Cómo se interpreta en la tradición
Estas son las lecturas más repetidas en la tradición popular:
- Hilos o telarañas que suben: envidias o ataduras de otras personas.
- Burbujas pequeñas alrededor: se ha absorbido algo, la limpia ha funcionado.
- Puntas hacia arriba como agujas: preocupación aguda o malas palabras dirigidas a ti.
- La clara turbia o gris: cansancio acumulado y ambiente cargado.
- Todo claro y la yema entera: no había nada que sacar, buena señal.
- Olor fuerte: en la tradición, algo denso; en la práctica, un huevo poco fresco.
Lo que también explica el resultado
La temperatura del huevo, su frescura, la forma de romperlo y la dureza del agua cambian por completo el dibujo de la clara. Un huevo viejo forma más hilos; uno frío, más nubes.

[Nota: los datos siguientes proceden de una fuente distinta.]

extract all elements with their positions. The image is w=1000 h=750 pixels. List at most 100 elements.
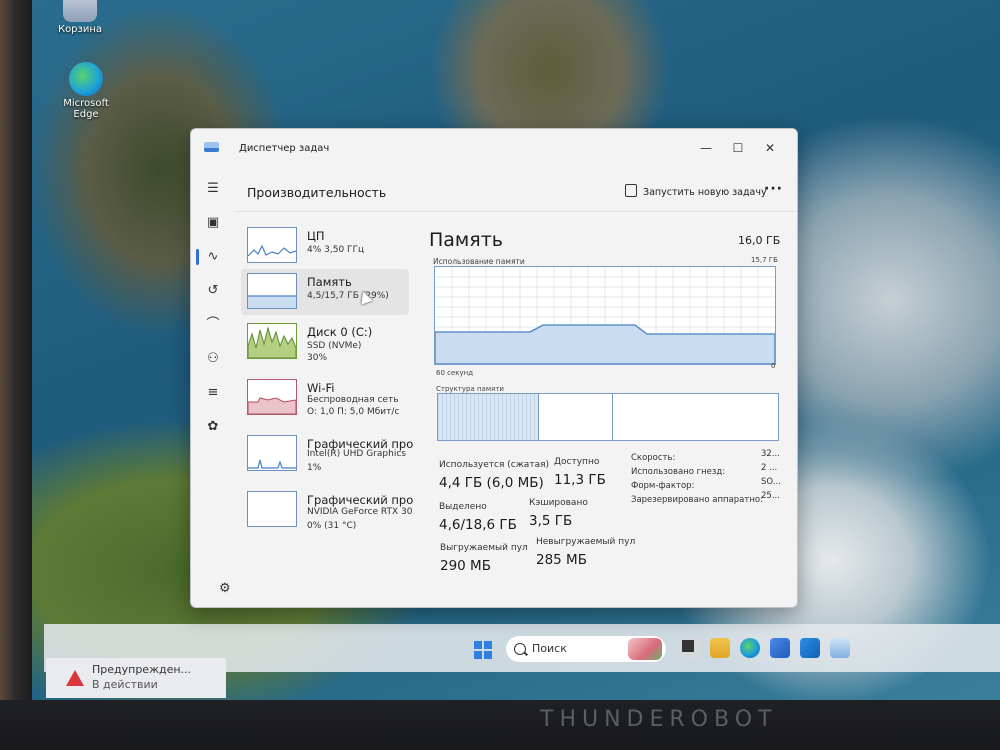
run-new-task-button[interactable]: Запустить новую задачу: [625, 184, 767, 198]
perf-item-title: Графический про: [307, 493, 414, 507]
perf-item-title: Память: [307, 275, 352, 289]
stat-label: Кэшировано: [529, 498, 588, 508]
app-history-icon[interactable]: ↺: [203, 281, 223, 301]
graph-axis-right: 0: [771, 362, 776, 370]
perf-item-detail: SSD (NVMe): [307, 341, 362, 351]
structure-segment-in-use: [438, 394, 539, 440]
perf-item-title: Wi-Fi: [307, 381, 335, 395]
detail-title: Память: [429, 229, 503, 251]
details-icon[interactable]: ≡: [203, 383, 223, 403]
wifi-thumbnail-graph: [247, 379, 297, 415]
more-options-button[interactable]: ···: [764, 181, 783, 197]
perf-item-detail: 1%: [307, 463, 322, 473]
spec-value: 25...: [761, 491, 780, 501]
start-button[interactable]: [474, 641, 492, 659]
cpu-thumbnail-graph: [247, 227, 297, 263]
nav-rail: ☰ ▣ ∿ ↺ ⌒ ⚇ ≡ ✿: [191, 165, 235, 607]
task-view-icon[interactable]: [680, 638, 700, 658]
maximize-button[interactable]: ☐: [723, 137, 753, 159]
perf-item-detail: 30%: [307, 353, 328, 363]
store-icon[interactable]: [770, 638, 790, 658]
edge-icon[interactable]: [740, 638, 760, 658]
processes-icon[interactable]: ▣: [203, 213, 223, 233]
memory-structure-bar: [437, 393, 779, 441]
perf-item-title: Диск 0 (C:): [307, 325, 373, 339]
taskbar-search[interactable]: Поиск: [506, 636, 666, 662]
spec-value: SO...: [761, 477, 781, 487]
gpu-nvidia-thumbnail-graph: [247, 491, 297, 527]
task-manager-icon: [204, 142, 219, 152]
warning-title: Предупрежден...: [92, 663, 192, 676]
settings-icon[interactable]: ⚙: [219, 581, 231, 596]
performance-icon[interactable]: ∿: [203, 247, 223, 267]
perf-item-detail: 0% (31 °C): [307, 521, 357, 531]
menu-icon[interactable]: ☰: [203, 179, 223, 199]
desktop-icon-label: Корзина: [57, 24, 103, 35]
users-icon[interactable]: ⚇: [203, 349, 223, 369]
stat-value: 11,3 ГБ: [554, 472, 606, 488]
task-manager-taskbar-icon[interactable]: [830, 638, 850, 658]
memory-usage-graph: [434, 266, 776, 365]
close-button[interactable]: ✕: [755, 137, 785, 159]
stat-value: 290 МБ: [440, 558, 491, 574]
perf-item-detail: Intel(R) UHD Graphics: [307, 449, 406, 459]
edge-desktop-icon[interactable]: Microsoft Edge: [56, 62, 116, 120]
laptop-bezel-bottom: [0, 700, 1000, 750]
perf-item-detail: 4% 3,50 ГГц: [307, 245, 365, 255]
perf-item-memory[interactable]: Память 4,5/15,7 ГБ (29%): [241, 269, 409, 315]
stat-label: Выделено: [439, 502, 487, 512]
desktop-icon-label: Microsoft Edge: [63, 98, 109, 120]
new-task-icon: [625, 184, 637, 197]
spec-label: Скорость:: [631, 453, 676, 463]
spec-label: Использовано гнезд:: [631, 467, 726, 477]
perf-item-detail: NVIDIA GeForce RTX 30: [307, 507, 413, 517]
gpu-intel-thumbnail-graph: [247, 435, 297, 471]
recycle-bin-desktop-icon[interactable]: Корзина: [50, 0, 110, 35]
structure-label: Структура памяти: [436, 385, 504, 393]
warning-widget[interactable]: Предупрежден... В действии: [46, 658, 226, 698]
laptop-brand-logo: THUNDEROBOT: [540, 707, 778, 732]
perf-item-disk[interactable]: Диск 0 (C:) SSD (NVMe) 30%: [241, 319, 409, 365]
window-title: Диспетчер задач: [239, 143, 330, 154]
minimize-button[interactable]: —: [691, 137, 721, 159]
page-title: Производительность: [247, 185, 387, 200]
usage-graph-max: 15,7 ГБ: [751, 256, 778, 264]
perf-item-detail: О: 1,0 П: 5,0 Мбит/с: [307, 407, 400, 417]
laptop-bezel-left: [0, 0, 32, 750]
search-placeholder: Поиск: [532, 642, 567, 655]
perf-item-gpu-nvidia[interactable]: Графический про NVIDIA GeForce RTX 30 0%…: [241, 487, 413, 533]
outlook-icon[interactable]: [800, 638, 820, 658]
header-divider: [235, 211, 797, 212]
file-explorer-icon[interactable]: [710, 638, 730, 658]
recycle-bin-icon: [63, 0, 97, 22]
stat-value: 285 МБ: [536, 552, 587, 568]
disk-thumbnail-graph: [247, 323, 297, 359]
stat-label: Невыгружаемый пул: [536, 537, 636, 547]
edge-icon: [69, 62, 103, 96]
memory-thumbnail-graph: [247, 273, 297, 309]
warning-subtitle: В действии: [92, 678, 158, 691]
perf-item-wifi[interactable]: Wi-Fi Беспроводная сеть О: 1,0 П: 5,0 Мб…: [241, 375, 409, 421]
startup-icon[interactable]: ⌒: [203, 315, 223, 335]
spec-value: 2 ...: [761, 463, 778, 473]
stat-label: Доступно: [554, 457, 600, 467]
services-icon[interactable]: ✿: [203, 417, 223, 437]
task-manager-window: Диспетчер задач — ☐ ✕ ☰ ▣ ∿ ↺ ⌒ ⚇ ≡ ✿ ⚙ …: [190, 128, 798, 608]
structure-segment-modified: [540, 394, 613, 440]
stat-value: 4,6/18,6 ГБ: [439, 517, 517, 533]
stat-value: 3,5 ГБ: [529, 513, 573, 529]
stat-label: Используется (сжатая): [439, 460, 550, 470]
perf-item-gpu-intel[interactable]: Графический про Intel(R) UHD Graphics 1%: [241, 431, 413, 477]
active-nav-indicator: [196, 249, 199, 265]
warning-icon: [66, 670, 84, 686]
perf-item-detail: 4,5/15,7 ГБ (29%): [307, 291, 389, 301]
spec-label: Зарезервировано аппаратно:: [631, 495, 763, 505]
search-highlight-image: [628, 638, 662, 660]
windows-logo-icon: [474, 641, 482, 649]
perf-item-title: ЦП: [307, 229, 325, 243]
title-bar[interactable]: Диспетчер задач — ☐ ✕: [191, 129, 797, 165]
spec-label: Форм-фактор:: [631, 481, 695, 491]
usage-graph-label: Использование памяти: [433, 257, 525, 266]
spec-value: 32...: [761, 449, 780, 459]
perf-item-cpu[interactable]: ЦП 4% 3,50 ГГц: [241, 223, 409, 269]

Digo esto porque la lectura del huevo se usa demasiadas veces para asustar: «tienes esto encima, hay que quitarlo, son tantos euros». Si alguien te hace una limpia y termina en un presupuesto, has visto un negocio, no una tradición.
Para qué sirve de verdad
Para hacer un recorrido consciente por tu propio cuerpo, nombrar en voz alta lo que te pesa y cerrar el gesto tirándolo. Eso ordena, y no es poco.
Si necesitas algo más amplio, el despojo de casa o un baño de descarga trabajan la misma intención con más recorrido.